Let's adjust the code to use MSI properly:
Step 1: Install Required Libraries
Ensure you have the necessary libraries installed in your Synapse notebook:
%%configure -f
{
"conf": {
"spark.jars.packages": "com.microsoft.azure:azure-eventhubs-spark_2.12:2.3.18,com.azure:azure-identity:1.4.1"
}
}
Step 2: Set Up Event Hubs Configuration
Define the necessary configurations for connecting to your Event Hub using MSI.
from pyspark.sql import SparkSession
from pyspark.sql.functions import *
from pyspark.sql.types import *
from azure.identity import DefaultAzureCredential
from azure.eventhub import EventHubProducerClient, EventData
# Initialize Spark session
spark = SparkSession.builder.appName("EventHubMSI").getOrCreate()
# Define Event Hub parameters
event_hub_namespace = "<Your Event Hubs Namespace>"

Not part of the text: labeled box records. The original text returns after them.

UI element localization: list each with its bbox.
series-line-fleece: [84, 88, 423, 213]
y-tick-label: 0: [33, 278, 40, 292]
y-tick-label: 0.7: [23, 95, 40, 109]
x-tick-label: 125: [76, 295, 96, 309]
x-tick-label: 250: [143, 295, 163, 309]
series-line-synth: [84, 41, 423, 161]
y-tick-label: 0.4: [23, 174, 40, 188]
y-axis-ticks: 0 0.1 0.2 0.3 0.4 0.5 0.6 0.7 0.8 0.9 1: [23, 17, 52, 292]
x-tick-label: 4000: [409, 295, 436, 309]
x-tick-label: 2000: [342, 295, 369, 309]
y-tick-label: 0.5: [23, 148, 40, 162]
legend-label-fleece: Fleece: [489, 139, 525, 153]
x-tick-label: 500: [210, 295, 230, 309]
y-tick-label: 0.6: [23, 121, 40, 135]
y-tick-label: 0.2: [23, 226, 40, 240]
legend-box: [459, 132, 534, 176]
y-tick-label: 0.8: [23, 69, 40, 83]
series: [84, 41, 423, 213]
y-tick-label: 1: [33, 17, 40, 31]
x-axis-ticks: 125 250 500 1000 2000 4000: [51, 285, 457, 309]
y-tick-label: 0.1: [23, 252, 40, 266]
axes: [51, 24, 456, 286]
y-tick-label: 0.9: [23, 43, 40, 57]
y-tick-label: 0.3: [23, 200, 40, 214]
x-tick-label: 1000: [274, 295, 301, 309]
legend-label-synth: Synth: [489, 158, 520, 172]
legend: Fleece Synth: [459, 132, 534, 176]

event_hub_name = "<Your Event Hub Name>"
# Create a token credential using Managed Identity
credential = DefaultAzureCredential()
# Create Event Hub producer client
producer = EventHubProducerClient(
fully_qualified_namespace=f"{event_hub_namespace}.servicebus.windows.net",
eventhub_name=event_hub_name,
credential=credential
)
Step 3: Write Data to Event Hubs
Use Spark Streaming to write data to Event Hubs.
# Sample data to write to Event Hubs
data = [("Hello, Event Hubs!")]
# Create DataFrame
df = spark.createDataFrame(data, StringType())
# Write the data to Event Hubs
query = df.selectExpr("CAST(value AS STRING) AS body") \
.writeStream \
.format("eventhubs") \
.option("eventhubs.connectionString", connection_string) \
.option("checkpointLocation", "/mnt/checkpoints") \
.start()
query.awaitTermination()
Step 4: Verify and Monitor
Ensure that your data is being written to the Event Hub by monitoring the Event Hub metrics in the Azure portal.